Quite frankly (and expectedly) - I got beaten. Badly beaten:)
After the very first match I realized that I was no match in that kind of bulldozer-style pushing that seemed to be the dominating style of the tournament. I tried for couple of times to answer with the same agressive buldozer technique, but soon enough I quit doing that since the only result of that approach was that I was wasting lot of my energy on something that did not work for me.
After the second match I resolved to just doing the best taiji I could remember in the ring (which was not so good, I must admit). My reasoning being that if I lose or win, it has to have something to do with my taiji skill (or lack thereof), not my strength or speed. This strategy seemed to start paying off on my few last matches, where I started to have little more control over myself and even managed to pull few really nice
rollback-type-of-things 
.
Anyway - I liked the experience - it taught me a lot about my mistakes (which I had in abundance) and showed me where I fail most critically.

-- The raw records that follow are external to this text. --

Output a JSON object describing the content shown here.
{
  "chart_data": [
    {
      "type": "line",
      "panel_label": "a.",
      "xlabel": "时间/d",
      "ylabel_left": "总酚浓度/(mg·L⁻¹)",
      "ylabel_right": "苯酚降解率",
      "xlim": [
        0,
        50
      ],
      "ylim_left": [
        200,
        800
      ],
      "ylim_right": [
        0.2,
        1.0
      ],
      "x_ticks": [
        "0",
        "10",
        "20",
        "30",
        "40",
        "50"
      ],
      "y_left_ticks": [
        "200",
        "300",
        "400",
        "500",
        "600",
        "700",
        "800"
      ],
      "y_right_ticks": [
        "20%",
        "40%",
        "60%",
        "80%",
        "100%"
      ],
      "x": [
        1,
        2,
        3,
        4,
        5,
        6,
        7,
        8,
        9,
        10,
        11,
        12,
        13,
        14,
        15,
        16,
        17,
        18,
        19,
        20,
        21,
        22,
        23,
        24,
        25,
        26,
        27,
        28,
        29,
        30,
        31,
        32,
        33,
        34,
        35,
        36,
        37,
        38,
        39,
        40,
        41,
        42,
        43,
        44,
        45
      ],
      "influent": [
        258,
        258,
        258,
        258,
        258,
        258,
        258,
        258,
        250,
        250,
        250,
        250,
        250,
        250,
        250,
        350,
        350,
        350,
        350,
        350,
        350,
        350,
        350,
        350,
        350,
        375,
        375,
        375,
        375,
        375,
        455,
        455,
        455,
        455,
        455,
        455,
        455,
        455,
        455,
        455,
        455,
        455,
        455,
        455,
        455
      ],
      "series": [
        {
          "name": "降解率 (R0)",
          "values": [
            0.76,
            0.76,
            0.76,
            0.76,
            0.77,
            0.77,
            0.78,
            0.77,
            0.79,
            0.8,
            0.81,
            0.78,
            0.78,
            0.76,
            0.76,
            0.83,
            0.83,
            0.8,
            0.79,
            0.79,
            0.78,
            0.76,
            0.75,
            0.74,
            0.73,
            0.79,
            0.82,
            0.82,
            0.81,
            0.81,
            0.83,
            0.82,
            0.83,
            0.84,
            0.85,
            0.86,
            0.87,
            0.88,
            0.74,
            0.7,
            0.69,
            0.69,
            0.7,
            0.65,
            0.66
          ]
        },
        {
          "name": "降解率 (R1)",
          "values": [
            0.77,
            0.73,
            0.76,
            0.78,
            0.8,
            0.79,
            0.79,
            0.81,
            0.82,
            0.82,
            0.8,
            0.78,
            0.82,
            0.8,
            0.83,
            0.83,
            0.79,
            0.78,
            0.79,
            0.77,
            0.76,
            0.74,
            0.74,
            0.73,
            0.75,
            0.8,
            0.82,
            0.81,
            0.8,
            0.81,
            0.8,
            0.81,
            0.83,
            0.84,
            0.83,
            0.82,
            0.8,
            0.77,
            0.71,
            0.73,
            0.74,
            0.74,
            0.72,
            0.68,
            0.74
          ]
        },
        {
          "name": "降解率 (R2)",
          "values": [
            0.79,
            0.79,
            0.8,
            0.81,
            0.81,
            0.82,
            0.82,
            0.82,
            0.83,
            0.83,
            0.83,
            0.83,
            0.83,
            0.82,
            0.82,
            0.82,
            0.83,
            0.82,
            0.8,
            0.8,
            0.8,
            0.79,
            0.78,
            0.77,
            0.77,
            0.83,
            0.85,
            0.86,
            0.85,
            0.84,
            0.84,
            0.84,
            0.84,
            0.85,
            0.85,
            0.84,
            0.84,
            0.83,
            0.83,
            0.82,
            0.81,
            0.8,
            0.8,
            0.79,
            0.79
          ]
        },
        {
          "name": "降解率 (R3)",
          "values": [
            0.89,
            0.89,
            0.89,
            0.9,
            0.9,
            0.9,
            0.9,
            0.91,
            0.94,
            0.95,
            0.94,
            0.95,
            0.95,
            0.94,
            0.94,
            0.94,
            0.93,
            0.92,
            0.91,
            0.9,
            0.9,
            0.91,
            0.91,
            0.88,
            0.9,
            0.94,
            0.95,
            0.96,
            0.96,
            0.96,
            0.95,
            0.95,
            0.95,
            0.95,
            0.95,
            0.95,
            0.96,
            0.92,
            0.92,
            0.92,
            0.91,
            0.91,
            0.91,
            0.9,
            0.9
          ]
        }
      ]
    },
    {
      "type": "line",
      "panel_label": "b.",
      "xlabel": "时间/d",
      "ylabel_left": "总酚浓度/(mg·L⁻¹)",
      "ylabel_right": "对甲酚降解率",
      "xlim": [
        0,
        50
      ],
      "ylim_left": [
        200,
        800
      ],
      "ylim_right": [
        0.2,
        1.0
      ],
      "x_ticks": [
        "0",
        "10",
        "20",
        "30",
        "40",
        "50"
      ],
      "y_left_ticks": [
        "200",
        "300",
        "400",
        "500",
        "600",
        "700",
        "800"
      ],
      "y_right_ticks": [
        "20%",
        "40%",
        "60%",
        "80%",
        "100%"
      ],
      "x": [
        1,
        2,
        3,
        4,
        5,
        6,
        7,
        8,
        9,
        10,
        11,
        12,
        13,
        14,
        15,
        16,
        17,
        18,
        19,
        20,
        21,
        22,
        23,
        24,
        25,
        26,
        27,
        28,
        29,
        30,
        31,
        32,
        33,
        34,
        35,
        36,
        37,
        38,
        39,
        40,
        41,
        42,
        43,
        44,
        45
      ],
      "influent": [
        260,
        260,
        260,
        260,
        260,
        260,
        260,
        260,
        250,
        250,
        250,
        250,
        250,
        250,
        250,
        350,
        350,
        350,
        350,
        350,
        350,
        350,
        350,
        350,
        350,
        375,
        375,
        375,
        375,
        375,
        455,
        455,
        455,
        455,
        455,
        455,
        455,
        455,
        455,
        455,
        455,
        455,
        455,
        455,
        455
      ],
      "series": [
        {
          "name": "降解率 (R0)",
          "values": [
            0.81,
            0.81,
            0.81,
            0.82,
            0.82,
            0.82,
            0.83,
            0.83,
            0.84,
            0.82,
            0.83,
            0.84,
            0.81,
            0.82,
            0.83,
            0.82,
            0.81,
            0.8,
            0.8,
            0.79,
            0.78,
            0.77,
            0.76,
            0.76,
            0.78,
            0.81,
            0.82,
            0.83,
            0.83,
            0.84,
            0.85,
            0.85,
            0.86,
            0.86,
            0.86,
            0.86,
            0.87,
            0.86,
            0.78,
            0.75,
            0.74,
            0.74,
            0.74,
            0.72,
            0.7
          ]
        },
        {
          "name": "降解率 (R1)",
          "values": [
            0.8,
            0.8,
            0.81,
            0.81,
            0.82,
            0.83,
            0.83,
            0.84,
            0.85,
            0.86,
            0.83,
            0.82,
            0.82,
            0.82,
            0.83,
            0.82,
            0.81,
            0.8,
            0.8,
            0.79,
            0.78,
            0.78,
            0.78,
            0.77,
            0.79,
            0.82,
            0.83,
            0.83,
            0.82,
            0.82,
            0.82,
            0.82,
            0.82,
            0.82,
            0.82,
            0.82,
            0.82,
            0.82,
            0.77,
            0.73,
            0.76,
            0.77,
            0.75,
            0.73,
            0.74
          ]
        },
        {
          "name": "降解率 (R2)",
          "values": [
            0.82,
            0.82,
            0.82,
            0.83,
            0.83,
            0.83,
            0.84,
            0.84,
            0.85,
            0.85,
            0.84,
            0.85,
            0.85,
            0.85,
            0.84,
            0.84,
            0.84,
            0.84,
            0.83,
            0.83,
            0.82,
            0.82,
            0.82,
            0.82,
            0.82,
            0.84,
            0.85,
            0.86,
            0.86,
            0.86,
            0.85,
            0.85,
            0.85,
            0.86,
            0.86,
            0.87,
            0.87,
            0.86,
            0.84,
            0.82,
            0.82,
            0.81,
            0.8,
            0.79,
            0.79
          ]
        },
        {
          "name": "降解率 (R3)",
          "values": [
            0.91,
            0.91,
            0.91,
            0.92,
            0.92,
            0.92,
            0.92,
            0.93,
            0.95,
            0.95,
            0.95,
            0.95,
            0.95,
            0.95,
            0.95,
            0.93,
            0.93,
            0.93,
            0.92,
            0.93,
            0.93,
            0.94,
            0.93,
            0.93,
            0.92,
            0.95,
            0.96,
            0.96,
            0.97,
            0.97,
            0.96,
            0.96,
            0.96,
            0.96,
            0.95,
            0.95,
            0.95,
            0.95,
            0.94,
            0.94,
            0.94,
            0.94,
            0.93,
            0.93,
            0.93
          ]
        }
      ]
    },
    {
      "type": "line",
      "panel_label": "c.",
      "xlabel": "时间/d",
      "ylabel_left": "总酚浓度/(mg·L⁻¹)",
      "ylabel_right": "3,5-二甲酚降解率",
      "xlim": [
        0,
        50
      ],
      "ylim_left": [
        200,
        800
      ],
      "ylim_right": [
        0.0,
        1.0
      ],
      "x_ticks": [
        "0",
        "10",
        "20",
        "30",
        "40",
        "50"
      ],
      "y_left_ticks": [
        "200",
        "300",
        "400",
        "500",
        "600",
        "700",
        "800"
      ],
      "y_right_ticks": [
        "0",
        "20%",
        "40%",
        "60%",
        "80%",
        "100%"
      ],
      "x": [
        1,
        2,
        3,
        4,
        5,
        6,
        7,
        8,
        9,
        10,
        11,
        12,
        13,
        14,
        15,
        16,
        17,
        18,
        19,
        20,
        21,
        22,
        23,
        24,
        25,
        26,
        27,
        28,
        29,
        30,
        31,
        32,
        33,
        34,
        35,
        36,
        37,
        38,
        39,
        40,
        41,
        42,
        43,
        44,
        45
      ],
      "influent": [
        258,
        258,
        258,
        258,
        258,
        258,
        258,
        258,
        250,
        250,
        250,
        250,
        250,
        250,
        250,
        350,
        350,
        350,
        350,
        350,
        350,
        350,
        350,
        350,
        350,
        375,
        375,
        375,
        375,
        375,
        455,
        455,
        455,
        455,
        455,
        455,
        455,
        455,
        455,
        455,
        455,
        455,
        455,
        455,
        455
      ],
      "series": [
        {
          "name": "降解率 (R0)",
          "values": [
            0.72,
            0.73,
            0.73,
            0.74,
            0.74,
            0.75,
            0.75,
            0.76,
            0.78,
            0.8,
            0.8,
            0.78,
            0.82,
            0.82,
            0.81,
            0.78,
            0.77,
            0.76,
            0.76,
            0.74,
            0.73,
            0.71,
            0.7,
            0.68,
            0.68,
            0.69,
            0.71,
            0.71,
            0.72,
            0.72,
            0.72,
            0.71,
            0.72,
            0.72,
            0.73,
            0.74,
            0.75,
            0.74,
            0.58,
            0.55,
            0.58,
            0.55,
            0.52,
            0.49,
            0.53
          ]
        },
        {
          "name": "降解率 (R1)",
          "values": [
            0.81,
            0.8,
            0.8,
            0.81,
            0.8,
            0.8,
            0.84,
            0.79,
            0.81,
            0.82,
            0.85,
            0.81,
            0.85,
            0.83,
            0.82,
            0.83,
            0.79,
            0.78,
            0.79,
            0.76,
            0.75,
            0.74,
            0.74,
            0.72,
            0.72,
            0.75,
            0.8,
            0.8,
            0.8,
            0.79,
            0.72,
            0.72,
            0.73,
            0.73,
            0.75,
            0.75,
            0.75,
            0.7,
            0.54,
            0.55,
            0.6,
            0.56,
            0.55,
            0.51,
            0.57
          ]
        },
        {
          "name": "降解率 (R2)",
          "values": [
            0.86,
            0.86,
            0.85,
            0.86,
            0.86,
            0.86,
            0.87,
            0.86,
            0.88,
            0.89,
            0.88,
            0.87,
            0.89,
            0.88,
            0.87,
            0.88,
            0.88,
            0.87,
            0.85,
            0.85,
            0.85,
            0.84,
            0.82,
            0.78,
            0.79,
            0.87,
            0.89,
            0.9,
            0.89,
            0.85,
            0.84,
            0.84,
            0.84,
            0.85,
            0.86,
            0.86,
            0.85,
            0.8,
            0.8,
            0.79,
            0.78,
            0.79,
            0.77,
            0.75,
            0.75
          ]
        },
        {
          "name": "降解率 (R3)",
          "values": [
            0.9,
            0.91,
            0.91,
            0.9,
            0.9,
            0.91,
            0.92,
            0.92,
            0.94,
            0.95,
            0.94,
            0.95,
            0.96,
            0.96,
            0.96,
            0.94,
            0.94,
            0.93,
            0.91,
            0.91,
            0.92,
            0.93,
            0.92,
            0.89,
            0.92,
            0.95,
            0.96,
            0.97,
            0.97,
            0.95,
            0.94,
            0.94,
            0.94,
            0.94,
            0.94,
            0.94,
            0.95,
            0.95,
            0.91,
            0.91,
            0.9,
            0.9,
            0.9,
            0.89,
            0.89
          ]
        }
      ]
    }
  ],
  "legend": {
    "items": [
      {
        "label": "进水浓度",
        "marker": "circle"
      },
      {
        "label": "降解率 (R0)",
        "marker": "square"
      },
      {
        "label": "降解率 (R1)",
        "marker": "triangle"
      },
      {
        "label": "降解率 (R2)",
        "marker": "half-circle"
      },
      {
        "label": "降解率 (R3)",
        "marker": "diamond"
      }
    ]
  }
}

A good point from a contestant was that it is good to participate in these tournaments, because Your fellow classmate, trying to do "good taiji", will propably never exploit your every weakness in a way an opponent on the tournament will. The classmate will usually not try to "get you, what ever it takes".
A related thought is that whenever we practice applications or do pair-work, the one who is feeding should watch that he/she is not decieving the duifang by gently going along in whatever direction the duifang rolls off or pulls the attacker, thus giving a false impression to the duifang that his technique is perfect when in reality it is not.